Portfolio managers described the move as partly a routine correction after a prolonged rally in AI related stocks that had driven their valuations to premium levels versus the broader market. That suggests this is just a routine, healthy correction, Gallagher said. But investors also face a more uncertain macroeconomic backdrop, complicating the calculus for risk taking. Gallagher noted that there is an element of de risking amid an uncertain macro environment. Investors are uncertain about a previously expected Fed rate cut in December, he said, adding that the central bank will "probably" now pause in the first quarter of 2026.

That recalibration of rate expectations has immediate market consequences. Higher for longer interest rates raise the discount rate applied to long duration tech earnings, making future AI driven profits less valuable in present terms. For growth companies whose business cases rest on scaling revenue far in the future, even small shifts in rate outlooks can materially compress valuations. The combination of stretched multiples and policy uncertainty has prompted some investors to lock in gains and reduce exposure to companies without clear near term profit pathways.

Nvidia's earnings, slated this earnings window, have become the focal point for traders and strategists who view the chipmaker's results and guidance as a proxy for corporate AI spending and data center demand. A strong report could restore confidence by validating continued capex from cloud providers and enterprises.
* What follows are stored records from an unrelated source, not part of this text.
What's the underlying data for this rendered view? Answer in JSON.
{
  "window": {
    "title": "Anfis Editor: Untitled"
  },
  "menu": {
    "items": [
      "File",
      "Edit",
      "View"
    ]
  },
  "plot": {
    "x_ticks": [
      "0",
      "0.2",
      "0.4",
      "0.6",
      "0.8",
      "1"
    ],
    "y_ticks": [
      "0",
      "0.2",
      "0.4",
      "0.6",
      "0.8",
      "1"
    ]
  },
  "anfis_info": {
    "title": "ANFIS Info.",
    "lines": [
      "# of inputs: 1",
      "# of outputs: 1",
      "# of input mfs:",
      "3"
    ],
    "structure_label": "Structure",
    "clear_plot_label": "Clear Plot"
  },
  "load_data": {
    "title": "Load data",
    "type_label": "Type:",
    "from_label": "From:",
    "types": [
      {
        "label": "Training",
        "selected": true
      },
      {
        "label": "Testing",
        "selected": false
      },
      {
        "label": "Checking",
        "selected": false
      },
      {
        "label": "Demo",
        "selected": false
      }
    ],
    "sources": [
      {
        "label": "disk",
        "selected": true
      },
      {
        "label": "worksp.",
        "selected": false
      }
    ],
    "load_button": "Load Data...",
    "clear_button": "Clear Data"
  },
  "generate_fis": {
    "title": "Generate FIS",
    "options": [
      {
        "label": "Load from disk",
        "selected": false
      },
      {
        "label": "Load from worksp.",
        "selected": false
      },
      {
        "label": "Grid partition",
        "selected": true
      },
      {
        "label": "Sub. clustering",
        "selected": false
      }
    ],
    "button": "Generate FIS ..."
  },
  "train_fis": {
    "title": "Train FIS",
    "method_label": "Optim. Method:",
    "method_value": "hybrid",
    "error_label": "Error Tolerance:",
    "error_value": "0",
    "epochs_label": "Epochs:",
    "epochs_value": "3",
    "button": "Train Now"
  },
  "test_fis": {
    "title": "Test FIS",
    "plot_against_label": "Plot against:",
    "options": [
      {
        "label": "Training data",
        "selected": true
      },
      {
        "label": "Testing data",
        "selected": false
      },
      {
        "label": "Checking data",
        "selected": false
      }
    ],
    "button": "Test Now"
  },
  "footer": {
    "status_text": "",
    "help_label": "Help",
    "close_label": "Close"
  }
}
Conversely, cautious guidance on server demand or slowing customer buildouts could deepen the re pricing and spur further rotation into cyclical and value sectors.

Looking beyond the immediate trading dynamics, the episode underscores a longer term theme for markets and policymakers. The AI era continues to reshape revenue sources across sectors, but investors are increasingly demanding clearer lines from experimental adoption to monetization. For the Federal Reserve, signs that markets are tightening valuations because of policy uncertainty could influence communication and timing decisions. For companies, the path ahead will require demonstrable revenue traction and margin improvement to justify premium valuations granted during the hype phase. The coming weeks of earnings and economic data will determine whether this is a temporary pullback or the beginning of a more prolonged reassessment of AI era expectations.